Beach Books
I don’t generally read what most people think of as “beach books.” I despise fluff and have no patience for books with cardboard characters or mediocre writing. However, I do enjoy light-hearted books so long as they have some depth of character or theme or delightful wordplay or wit. Or both. For the days when you can’t handle Dante or Bronte, try these.
Miss Buncle’s Book by D.E. Stevenson
A meta-novel before “meta” was a word, this story of Miss Buncle who writes a lightly-veiled novel about her small English village starts a train of events in which the novel’s events start coming true. Delightful (with heavy emphasis on the light).
Thrush Green by Miss Read
My first Miss Read book, this was a charming introduction to characters I hope to meet in other books. The story takes place over the course of a single delightful day when the fair comes to the village of Thrush Green, with the characters’ back-stories told in flashback. Filled with eccentric, likable, and even lovable characters, this is vacation reading at its best.
At Home in Mitford by Jan Karon
The first book in Karon’s Mitford series about a charming small town in North Carolina, this book introduces us to bachelor Father Tim, elderly but still lively Miss Sadie, loving and feisty Louella, the guys at the Grill, the irascible Emma, and new-woman-in-town Cynthia Coppersmith. If you smell romance, pin a rose on your nose. There’s also a possible Vermeer, a jewel thief, and a really big dog. Also, Dooley Barlow, who deserves his own sentence. I could go on with the cast of crazy, comical, and lovable characters, but you’re better off just reading the novel for yourself.
The Red Signal by Grace Livingston Hill
Set at the outset of U.S. involvement in World War I, this is the rather unlikely tale of a German American girl trapped on a farm run by German spies. The girl escapes (but only after discovering the nefarious plot unfolding, quite literally, beneath her window) and takes proof of the plot (which she stole at the risk of her life) to Washington, D.C., where she demands an audience with the President. There is also, of course, a romantic subplot, and another harrowing escape from near-death. The best kind of beach book. Unbelievable and yet great fun because you know all the high drama is going to end well.
The Blue Castle by L.M. Montgomery
When Valancy Stirling learns from the doctor that she has only a few months to live, she upends her proper family’s expectations of their boringly predictable daughter by running away, getting a job, and then marrying the local rogue, Barney Snaith. How her family responds and how this marriage of convenience works out are the primary through-lines of this charming novel by the author of Anne of Green Gables.
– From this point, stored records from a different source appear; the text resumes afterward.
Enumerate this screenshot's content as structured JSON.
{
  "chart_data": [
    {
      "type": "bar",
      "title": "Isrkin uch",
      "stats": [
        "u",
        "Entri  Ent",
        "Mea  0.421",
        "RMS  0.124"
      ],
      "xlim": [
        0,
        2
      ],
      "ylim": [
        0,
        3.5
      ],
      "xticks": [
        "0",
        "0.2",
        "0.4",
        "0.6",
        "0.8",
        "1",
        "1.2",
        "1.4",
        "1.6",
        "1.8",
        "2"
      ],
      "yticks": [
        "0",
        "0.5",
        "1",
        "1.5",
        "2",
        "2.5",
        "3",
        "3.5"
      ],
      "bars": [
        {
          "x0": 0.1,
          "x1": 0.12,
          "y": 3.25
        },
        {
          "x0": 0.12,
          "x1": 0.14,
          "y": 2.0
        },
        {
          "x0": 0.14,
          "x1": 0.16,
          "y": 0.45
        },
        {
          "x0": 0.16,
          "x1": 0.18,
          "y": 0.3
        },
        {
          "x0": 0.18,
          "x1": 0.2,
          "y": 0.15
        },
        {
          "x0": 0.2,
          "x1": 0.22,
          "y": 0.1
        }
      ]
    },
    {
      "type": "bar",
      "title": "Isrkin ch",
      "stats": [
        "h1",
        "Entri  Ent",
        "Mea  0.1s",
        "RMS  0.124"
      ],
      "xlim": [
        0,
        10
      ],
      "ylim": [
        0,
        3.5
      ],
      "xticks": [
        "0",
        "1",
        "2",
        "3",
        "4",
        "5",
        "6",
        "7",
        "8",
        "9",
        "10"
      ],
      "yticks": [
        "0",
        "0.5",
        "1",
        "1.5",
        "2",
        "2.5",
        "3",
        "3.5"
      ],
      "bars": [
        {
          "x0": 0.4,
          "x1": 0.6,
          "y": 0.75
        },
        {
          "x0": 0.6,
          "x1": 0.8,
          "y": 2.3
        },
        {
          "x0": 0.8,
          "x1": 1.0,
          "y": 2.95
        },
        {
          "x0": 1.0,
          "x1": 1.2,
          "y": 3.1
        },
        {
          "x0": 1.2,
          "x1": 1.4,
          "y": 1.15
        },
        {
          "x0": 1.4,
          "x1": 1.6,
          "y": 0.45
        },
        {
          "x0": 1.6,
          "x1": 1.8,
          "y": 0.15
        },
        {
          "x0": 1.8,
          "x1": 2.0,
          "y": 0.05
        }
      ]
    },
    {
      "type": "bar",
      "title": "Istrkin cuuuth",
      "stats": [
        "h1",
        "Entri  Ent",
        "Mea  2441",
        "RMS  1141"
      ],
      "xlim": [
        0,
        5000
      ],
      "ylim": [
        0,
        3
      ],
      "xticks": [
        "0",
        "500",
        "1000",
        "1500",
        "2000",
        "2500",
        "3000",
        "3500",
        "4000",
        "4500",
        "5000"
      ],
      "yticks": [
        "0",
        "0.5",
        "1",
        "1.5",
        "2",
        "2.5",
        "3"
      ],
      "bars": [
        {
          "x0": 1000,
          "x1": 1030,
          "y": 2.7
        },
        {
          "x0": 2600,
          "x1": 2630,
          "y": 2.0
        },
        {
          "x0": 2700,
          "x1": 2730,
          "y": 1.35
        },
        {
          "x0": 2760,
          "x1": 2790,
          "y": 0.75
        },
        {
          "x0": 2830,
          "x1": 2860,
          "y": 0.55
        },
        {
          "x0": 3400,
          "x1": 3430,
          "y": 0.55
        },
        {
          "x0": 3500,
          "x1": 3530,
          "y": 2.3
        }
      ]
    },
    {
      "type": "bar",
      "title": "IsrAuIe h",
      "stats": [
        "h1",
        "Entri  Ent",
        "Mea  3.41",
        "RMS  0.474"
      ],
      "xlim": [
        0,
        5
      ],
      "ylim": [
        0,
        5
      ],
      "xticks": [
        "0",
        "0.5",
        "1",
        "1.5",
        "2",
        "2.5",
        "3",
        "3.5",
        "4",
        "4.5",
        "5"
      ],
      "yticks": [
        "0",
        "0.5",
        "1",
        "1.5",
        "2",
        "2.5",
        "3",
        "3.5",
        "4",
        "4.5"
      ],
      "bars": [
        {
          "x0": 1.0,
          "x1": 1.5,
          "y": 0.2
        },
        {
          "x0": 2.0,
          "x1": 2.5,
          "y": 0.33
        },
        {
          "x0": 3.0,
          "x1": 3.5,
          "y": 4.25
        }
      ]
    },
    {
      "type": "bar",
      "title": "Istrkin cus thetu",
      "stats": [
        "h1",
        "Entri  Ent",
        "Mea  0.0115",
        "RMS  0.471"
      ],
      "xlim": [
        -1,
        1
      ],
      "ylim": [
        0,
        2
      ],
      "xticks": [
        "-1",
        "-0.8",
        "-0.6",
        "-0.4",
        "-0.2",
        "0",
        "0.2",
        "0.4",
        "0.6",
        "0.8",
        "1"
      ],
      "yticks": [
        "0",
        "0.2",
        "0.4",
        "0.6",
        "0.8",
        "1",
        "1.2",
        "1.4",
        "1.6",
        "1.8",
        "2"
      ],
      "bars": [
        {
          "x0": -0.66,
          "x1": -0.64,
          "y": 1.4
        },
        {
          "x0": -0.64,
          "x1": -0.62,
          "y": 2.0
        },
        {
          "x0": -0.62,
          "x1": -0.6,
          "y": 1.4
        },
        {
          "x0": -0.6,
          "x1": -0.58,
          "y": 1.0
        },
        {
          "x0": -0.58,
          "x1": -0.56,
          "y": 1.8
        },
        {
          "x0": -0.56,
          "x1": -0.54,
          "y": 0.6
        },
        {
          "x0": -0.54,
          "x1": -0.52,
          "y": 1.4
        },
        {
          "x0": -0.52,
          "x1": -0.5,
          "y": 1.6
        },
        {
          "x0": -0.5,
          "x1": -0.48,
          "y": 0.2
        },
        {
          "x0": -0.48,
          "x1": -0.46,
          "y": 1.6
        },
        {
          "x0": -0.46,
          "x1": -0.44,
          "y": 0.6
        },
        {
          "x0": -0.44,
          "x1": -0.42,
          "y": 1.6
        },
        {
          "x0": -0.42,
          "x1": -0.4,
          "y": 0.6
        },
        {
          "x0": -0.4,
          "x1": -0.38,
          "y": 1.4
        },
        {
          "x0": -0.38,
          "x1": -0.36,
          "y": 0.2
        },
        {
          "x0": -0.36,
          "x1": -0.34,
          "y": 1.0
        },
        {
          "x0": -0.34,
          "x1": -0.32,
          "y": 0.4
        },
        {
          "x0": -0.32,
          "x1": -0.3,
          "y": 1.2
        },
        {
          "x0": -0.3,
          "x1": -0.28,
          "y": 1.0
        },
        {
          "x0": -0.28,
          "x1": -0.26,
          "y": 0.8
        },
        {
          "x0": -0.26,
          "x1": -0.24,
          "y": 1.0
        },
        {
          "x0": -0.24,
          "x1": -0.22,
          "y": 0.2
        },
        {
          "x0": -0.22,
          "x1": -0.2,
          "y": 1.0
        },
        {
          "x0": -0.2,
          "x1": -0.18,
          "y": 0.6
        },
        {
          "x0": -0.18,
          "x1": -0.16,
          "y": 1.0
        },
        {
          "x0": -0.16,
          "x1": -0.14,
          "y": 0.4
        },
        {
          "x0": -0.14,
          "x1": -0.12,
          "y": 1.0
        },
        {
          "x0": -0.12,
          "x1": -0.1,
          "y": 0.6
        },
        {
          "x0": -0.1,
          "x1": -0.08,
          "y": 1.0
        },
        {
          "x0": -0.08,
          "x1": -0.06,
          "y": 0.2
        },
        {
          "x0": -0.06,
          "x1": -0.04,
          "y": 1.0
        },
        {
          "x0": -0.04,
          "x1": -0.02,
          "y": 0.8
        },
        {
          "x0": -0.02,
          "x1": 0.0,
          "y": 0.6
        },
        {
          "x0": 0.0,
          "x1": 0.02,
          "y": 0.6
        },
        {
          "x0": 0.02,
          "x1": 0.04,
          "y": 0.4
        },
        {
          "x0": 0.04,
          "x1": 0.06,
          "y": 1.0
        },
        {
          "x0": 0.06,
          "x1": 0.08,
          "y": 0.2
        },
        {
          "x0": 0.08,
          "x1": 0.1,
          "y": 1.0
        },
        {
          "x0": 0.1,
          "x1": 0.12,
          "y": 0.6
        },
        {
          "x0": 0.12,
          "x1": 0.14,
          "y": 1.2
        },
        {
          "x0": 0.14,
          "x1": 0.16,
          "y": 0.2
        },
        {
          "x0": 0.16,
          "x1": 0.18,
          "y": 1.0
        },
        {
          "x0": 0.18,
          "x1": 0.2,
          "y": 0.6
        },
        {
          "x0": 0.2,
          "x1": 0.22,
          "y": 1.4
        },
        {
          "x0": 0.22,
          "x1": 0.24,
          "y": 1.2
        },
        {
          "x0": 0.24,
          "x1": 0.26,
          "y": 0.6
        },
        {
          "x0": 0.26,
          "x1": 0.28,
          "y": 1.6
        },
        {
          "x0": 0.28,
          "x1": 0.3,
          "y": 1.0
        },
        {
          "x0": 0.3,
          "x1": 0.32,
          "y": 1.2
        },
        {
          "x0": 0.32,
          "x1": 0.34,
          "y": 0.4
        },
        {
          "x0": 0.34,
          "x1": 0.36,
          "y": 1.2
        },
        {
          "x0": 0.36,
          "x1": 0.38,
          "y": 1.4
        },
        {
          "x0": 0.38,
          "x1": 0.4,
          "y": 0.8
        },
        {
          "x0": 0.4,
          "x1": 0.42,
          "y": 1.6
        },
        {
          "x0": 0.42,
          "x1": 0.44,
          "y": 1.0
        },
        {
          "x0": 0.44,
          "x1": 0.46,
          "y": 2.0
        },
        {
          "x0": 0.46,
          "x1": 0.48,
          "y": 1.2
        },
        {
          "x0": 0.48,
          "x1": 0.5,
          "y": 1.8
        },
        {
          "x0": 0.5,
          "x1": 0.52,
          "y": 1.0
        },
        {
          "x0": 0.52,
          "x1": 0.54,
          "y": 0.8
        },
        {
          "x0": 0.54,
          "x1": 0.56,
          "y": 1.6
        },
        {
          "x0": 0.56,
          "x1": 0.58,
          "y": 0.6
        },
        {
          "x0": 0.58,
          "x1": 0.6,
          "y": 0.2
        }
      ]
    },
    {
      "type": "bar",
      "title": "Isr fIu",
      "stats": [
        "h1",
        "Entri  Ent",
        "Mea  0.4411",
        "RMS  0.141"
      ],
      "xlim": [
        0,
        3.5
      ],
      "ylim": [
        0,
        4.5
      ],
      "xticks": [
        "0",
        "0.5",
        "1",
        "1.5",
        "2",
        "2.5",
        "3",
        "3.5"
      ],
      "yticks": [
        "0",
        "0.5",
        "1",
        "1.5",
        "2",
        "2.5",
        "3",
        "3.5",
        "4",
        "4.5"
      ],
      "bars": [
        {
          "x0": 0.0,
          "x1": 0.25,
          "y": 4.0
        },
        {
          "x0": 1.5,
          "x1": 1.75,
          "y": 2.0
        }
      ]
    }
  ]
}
A Damsel in Distress by P.G. Wodehouse
Pretty much any Wodehouse is a good vacation companion–or a good book for a rainy day, for that matter. This is my favorite of his novels that are not about Jeeves and Wooster. An American playwright in London finds himself the sudden and short-lived protector of The Girl in Brown. The rest of the novel is a series of (of course) mistaken identities and madcap comedy. (My favorite Jeeves and Wooster novel is Joy in the Morning, which is laugh-out-loud funny. I read it at a retreat and had to muffle my laughter in my pillow so I wouldn’t disturb the people in the neighboring rooms who were being holy and praying. What can I say? Laughter is carbonated holiness, right?)